Sometimes it’s hard not to think that David Lynch’s fixation on transcendental meditation isn’t a joke the filmmaker is playing on us. Is there any major artist whose entire body of work has seemed more ominous, more filled with sinister intonations, less meditative? Mantras don’t come much scarier than “fire walk with me.”
Lynch’s first solo album, “Crazy Clown Time,” doesn’t sound very Maharishi-approved, either. If you’ve ommm-ed your way to a state of higher consciousness, it’s just the record to bring yourself back down to earth, though it might overcompensate by taking you to the third or fourth rung of the underworld. Maybe, with all these tense and nerve-racking sounds, Lynch just intends to create more demand for the calming cure that TM is meant to offer.
That said, the album is frequently funny, on top of creepy — not in a just-kidding-about-all-this kind of way, but in that peculiarly Lynchian manner in which a strong streak of absurdism has always offset the unsettling.
The album’s only guest vocal is right up front, with Karen O of the Yeah Yeah Yeahs taking the lead on a breathy “Pinky’s Dream,” in which she repeatedly implores, “Please, Pinky, watch the road.” The song’s abrupt ending suggests that he didn’t. (Maybe it was their wrecked car that Nic Cage and Laura Dern came upon in “Wild at Heart”?)
In that opener, as in most of the tracks, Lynch is doing variations on the dark and elementary blues shuffles he and Angelo Badalamenti used to come up with for roadhouse and party scenes in the "Twin Peaks" franchise. You get a lot of tremolo guitar, doled out as sparingly as possible, as if Lynch took four bars of an old Ventures song and decided to parcel all those deep, twangy chords out one by one over the course of an entire album.
But this is the first time we’ve heard much of Lynch singing… or “singing.” He does more acting on this album than he ever did on-screen, so we don’t really hear much of his natural Jimmy-Stewart-on-Mars voice, since even when he’s doing spoken-word pieces, he makes some attempt to filter or disguise his vocals.
The title track finds Lynch talking in a high-pitched boy’s voice as he describes a backyard bacchanalia. “Pauley had a red shirt… Suzy had hers off completely… Buddy screamed so loud, he spit,” Lynch nearly whines, against a lurching backdrop of threatening blues, disturbing guitar interruptions, and constant moans. He could almost be a maniac describing a massacre, but more likely, he’s an actual kid, cheerfully trying to come to terms with the mysterious goings-on he witnessed at a teenagers’ beer bash.
He’s definitely playing an adult, and a disturbed one, in “Football Game” (“I saw you with another man/You better run, baby, I hope you can”), “These Are My Friends” (“I got a prescription for a problem, keeps the hounds at bay”), and “Speed Roadster” (“I know you f—ed Al/He’s supposed to be my pal… I might be stalkin’ you”). These are definitely the white man’s blues, with Lynch sounding more like Emo Phillips than Esther Phillips.
It’s not all such primal stuff.
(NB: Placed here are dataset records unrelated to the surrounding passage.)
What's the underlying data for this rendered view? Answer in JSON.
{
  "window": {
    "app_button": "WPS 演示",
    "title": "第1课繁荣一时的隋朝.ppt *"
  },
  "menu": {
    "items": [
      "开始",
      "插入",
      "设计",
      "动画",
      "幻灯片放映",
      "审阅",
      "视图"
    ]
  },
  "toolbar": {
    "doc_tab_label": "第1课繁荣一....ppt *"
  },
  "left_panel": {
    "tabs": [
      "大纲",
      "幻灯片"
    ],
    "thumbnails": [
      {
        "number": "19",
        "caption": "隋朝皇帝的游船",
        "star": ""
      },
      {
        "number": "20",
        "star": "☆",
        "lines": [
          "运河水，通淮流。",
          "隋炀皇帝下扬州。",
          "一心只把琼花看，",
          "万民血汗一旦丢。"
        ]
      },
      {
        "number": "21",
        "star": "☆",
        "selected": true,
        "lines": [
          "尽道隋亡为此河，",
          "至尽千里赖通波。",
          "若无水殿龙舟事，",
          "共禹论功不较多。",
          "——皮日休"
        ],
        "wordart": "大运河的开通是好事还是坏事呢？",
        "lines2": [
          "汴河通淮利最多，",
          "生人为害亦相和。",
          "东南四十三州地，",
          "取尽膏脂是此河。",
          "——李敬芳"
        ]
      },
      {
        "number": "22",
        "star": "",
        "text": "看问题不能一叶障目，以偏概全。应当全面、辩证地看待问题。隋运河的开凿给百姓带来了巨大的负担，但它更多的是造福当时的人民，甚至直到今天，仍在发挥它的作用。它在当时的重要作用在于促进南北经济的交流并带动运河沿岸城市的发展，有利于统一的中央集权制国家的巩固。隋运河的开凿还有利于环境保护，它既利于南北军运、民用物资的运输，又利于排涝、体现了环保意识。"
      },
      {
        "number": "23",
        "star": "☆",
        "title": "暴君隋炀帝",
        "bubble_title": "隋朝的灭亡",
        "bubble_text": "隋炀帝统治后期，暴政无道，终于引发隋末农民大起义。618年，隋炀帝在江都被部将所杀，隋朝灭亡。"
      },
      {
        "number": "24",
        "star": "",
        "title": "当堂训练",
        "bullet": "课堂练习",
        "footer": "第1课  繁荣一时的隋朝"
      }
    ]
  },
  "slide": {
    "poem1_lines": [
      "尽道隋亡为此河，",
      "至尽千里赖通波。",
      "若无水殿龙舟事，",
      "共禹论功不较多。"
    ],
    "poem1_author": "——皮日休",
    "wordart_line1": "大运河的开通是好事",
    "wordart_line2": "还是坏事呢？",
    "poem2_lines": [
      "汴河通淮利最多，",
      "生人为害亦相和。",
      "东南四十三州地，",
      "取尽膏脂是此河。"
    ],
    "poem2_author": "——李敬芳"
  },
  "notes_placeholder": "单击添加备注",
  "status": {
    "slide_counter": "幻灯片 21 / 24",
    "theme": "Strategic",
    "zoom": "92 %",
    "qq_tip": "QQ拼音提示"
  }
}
David does disco a couple of times, including the single, “Good Day Today,” where he sings through a heavily processed Vocoder-type device over a techno beat. “I want to have a good day today,” he repeats, as poppily as possible, unlikely as it is that this will ever replace Black Eyed Peas’ “I Gotta Feeling” in the public’s celebratory lexicon.
There’s a sameness to the musical bed and feeling of a lot of the other tracks, so it’s a relief to come upon the album’s most oddball number, “Strange and Unproductive Thinking,” an all-electronic rant which has Lynch reciting a run-on sentence that lasts for seven and a half amusing minutes.
It’s in “Strange and Unproductive Thinking” that we may get the best glimpse of the Lynch who is kind of kidding and dead-serious all at once. For most of the stream of consciousness, he’s offering theories about higher consciousness and inner peace that sound like they could be right out of a TM handbook. But more than five minutes in, he starts relating all this highfalutin' idealism to… dentistry.
The song wraps up with Lynch taking note of “the idea that plaque could appear upon the surface of the teeth and negative occurrences follow such as the hideous odors emitted from the oral cavity… and the possibility of the breaking of relationships based upon the idea of negative distortion of the mouth, for teeth, while not necessarily considered one of the primary building blocks of happiness, can in fact become a small sore, festering and transferring negative energies to the once quiet and peaceful mind, giving it over to strange and unproductive thinking.”
There’s hardly a doubt he knows how funny this is — well, for a certain sense of humor — or that it’s also a serious theory he’s given weight to. So if he can marry mental and dental health, maybe combining meditation with sinister themes isn’t so contradictory after all.
If you’re a fan — and, quite honestly, probably only if you’re already a fan — then the album offers an empire of the mind that’s more worth the trip than, you know, “Inland Empire.” But, having gotten this intriguing oddity out of his system, could he please make another, possibly rabbit-free film now?